There’s no question that Aaron Rodgers’ play dropped last year, but part of that can be attributed to the team’s insistence on going into the season with Allen Lazard as its best wide receiver. Rookies Christian Watson and Romeo Doubs might be stars, but it was clear that Rodgers didn’t trust them — Watson, especially — at times last year. The Packers will need both to be greatly improved because they’re clearly the top two wide receivers with rookie second rounder Jayden Reed as the third.

The team also let its tight end group get depleted, replacing Robert Tonyan and Marcedes Lewis with a couple of rookies. As Bears fans know from watching Cole Kmet, rookie tight ends rarely contribute in a meaningful way. The Packers should have a good offensive line, with David Bakhtiari and Elgton Jenkins being healthy entering the year, but they still have major questions at center and right tackle.

Green Bay hopes the improvement its defense showed down the stretch carries over, but it’s easy to look improved when playing Goff, Cousins and Baker Mayfield outdoors in December and January. (Tua Tagovailoa was tearing them up before suffering a concussion that, reportedly, led to three interceptions.)

But the only thing that really matters for them this season is Love.
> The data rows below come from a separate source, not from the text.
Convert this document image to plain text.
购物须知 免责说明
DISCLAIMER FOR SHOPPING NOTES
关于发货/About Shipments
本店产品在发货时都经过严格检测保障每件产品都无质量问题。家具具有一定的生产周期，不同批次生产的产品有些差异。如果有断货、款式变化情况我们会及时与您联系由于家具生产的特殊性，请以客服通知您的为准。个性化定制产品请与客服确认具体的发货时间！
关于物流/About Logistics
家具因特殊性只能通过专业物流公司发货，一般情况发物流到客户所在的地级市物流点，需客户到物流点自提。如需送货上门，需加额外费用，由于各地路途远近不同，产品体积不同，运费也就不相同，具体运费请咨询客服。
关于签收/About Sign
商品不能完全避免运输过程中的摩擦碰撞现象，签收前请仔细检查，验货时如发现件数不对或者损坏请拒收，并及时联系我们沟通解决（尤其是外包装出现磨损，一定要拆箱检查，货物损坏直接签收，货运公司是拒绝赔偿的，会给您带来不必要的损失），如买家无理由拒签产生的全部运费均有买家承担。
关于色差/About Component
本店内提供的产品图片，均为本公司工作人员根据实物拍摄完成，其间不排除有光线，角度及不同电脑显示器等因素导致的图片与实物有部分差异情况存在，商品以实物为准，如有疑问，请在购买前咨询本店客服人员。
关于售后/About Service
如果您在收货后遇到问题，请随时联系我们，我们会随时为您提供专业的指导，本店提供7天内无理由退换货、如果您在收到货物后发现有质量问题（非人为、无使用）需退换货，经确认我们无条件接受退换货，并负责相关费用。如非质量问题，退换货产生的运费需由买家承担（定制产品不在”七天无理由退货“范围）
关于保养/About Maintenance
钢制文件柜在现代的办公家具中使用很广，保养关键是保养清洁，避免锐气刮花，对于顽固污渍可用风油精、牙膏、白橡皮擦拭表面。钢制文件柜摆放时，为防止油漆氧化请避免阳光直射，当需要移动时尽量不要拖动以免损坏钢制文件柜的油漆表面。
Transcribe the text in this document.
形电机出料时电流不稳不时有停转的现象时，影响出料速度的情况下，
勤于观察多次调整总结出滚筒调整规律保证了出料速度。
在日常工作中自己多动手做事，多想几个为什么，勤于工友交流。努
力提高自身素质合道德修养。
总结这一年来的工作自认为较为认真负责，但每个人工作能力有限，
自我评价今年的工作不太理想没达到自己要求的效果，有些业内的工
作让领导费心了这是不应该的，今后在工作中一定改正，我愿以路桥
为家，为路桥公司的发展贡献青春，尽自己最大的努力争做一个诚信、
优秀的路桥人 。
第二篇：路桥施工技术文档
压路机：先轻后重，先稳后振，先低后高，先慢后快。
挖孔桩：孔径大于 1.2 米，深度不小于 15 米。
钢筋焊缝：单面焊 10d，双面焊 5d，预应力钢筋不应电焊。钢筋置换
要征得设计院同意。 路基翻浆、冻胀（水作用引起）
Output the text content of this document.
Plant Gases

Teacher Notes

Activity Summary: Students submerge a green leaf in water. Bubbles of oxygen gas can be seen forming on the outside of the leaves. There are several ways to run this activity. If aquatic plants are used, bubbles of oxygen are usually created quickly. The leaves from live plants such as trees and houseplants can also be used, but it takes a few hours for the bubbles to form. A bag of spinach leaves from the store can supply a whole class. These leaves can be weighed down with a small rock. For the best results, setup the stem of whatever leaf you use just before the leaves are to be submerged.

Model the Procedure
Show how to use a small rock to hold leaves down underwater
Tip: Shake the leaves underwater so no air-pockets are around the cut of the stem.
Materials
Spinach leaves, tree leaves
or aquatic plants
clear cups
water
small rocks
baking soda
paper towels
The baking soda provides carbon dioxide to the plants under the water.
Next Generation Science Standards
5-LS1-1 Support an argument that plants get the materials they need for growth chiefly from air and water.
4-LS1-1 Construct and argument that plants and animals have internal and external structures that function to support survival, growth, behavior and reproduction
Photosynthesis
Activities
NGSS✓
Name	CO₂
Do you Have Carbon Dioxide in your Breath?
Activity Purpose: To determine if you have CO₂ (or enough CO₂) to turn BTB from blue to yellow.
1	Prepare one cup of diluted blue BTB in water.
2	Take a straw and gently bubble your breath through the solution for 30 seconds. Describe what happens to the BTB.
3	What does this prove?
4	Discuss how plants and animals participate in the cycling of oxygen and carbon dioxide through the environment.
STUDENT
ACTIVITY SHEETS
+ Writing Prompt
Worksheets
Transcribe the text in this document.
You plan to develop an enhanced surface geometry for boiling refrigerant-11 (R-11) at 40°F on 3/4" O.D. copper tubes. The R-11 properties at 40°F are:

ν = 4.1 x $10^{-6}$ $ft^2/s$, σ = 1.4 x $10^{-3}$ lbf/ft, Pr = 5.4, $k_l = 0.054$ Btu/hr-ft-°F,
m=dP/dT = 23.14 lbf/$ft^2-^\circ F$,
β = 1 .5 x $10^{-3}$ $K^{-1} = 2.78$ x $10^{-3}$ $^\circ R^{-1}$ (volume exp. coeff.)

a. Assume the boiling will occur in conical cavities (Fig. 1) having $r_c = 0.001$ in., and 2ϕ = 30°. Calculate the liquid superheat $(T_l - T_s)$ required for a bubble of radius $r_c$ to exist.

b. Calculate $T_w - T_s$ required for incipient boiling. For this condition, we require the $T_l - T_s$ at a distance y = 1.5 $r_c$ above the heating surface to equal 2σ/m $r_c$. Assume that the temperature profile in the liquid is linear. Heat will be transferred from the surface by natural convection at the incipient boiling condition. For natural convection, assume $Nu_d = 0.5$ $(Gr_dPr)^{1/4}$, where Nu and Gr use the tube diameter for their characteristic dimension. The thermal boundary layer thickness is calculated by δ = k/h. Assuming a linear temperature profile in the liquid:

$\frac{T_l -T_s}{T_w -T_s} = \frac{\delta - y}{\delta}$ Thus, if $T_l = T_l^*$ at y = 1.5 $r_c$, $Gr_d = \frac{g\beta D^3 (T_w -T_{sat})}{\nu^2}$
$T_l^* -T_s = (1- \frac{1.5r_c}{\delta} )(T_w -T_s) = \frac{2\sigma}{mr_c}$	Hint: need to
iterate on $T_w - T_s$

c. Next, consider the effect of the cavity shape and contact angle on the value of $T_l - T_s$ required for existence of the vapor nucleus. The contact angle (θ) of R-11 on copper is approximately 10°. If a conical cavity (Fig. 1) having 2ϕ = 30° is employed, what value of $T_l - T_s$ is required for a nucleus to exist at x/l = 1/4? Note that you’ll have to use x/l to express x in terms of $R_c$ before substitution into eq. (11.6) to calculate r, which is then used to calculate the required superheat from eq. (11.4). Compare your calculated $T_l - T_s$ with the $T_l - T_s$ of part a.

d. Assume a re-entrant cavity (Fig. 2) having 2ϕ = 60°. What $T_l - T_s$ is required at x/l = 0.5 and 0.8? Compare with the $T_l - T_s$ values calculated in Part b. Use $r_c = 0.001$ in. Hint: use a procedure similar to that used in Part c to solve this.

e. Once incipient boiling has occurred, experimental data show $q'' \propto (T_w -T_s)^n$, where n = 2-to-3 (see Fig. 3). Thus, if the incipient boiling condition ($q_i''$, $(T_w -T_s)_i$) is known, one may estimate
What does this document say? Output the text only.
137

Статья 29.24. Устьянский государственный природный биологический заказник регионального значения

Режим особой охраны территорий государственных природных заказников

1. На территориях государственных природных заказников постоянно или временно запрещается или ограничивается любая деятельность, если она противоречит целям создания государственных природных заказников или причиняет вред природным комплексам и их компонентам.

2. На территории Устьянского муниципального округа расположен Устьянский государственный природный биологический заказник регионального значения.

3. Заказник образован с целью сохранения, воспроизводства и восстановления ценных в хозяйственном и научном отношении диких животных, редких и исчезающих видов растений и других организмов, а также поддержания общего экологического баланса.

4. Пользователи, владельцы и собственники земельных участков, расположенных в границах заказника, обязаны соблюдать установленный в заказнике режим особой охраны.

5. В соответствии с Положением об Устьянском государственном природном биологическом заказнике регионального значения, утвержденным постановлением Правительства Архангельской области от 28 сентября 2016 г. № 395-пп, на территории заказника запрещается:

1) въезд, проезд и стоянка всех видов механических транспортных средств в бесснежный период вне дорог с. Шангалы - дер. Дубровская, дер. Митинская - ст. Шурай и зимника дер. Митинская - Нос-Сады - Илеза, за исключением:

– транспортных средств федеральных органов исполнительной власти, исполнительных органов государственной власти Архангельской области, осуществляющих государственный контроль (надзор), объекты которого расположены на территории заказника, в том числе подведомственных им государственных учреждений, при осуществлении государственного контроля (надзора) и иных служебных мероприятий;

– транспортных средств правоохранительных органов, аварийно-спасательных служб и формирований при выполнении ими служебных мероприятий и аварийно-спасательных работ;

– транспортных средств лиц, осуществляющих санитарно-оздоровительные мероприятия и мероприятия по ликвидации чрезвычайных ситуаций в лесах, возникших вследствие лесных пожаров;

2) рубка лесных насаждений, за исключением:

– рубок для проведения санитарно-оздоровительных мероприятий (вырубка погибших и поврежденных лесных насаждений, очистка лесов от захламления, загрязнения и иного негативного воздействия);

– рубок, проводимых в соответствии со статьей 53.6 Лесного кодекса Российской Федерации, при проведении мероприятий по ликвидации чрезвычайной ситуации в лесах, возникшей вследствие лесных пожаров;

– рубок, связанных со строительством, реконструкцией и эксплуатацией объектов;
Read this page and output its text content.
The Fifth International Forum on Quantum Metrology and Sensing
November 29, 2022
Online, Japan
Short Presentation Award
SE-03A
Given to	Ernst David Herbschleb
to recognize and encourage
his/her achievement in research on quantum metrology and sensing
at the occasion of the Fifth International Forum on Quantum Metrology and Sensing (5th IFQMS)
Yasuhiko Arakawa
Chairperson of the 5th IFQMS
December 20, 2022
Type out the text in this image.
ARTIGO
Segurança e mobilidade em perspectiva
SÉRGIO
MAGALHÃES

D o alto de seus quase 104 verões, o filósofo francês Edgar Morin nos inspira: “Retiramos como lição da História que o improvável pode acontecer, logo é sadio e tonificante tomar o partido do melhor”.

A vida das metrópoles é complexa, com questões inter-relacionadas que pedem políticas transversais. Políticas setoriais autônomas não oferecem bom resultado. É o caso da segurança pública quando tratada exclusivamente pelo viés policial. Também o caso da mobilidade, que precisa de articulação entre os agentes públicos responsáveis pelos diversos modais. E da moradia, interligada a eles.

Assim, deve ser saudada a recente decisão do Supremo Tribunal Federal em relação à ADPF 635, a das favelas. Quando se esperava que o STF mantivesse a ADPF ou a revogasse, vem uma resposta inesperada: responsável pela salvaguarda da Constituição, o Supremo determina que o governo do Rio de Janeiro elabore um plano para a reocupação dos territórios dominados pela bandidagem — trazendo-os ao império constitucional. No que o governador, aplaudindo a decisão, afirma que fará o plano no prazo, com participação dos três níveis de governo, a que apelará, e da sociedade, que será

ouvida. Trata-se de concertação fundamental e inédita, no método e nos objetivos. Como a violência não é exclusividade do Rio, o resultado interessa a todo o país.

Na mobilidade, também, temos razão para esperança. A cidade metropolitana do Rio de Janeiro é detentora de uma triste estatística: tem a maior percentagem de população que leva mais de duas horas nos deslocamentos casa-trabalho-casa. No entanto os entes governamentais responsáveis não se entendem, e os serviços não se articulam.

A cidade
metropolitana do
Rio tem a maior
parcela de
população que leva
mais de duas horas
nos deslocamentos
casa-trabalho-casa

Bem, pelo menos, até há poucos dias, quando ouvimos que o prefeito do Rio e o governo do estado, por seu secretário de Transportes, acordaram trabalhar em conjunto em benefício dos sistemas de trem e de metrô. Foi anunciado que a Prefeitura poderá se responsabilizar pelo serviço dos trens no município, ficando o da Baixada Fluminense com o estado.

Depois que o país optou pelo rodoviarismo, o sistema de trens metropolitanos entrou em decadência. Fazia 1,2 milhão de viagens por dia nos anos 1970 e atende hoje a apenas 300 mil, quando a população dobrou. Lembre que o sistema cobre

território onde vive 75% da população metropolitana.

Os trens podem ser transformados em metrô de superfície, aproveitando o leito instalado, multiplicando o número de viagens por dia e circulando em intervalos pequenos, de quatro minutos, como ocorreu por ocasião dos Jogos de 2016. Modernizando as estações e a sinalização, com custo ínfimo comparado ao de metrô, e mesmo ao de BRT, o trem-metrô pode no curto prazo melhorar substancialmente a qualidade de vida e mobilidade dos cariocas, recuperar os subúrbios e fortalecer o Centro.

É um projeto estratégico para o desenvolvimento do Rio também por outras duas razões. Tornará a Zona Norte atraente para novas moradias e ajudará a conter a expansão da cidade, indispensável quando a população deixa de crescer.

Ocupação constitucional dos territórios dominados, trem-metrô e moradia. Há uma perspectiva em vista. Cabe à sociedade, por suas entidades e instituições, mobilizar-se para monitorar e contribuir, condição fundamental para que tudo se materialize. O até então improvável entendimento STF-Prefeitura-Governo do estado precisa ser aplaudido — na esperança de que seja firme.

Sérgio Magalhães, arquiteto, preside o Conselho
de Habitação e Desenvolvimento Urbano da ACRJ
There’s no denying he looked great when he came in relief of Rodgers in prime time against the Eagles. There’s also no denying that the Eagles were up two scores and likely let their guard down with a backup quarterback coming in. Throughout his NFL career — regular and preseason — Love has been mostly bad, throwing seven touchdowns and nine interceptions on just 192 passes. His interception rate of 4.7 percent is eyepopping, though wouldn’t be concerning if he hadn’t thrown interceptions on 3.6 percent of his passes his last year at Utah State.

But nobody should pretend to know what Love will be. If he’s adequate, the Packers will be right in the mix. If he’s not, it seems they’re prepared for that too.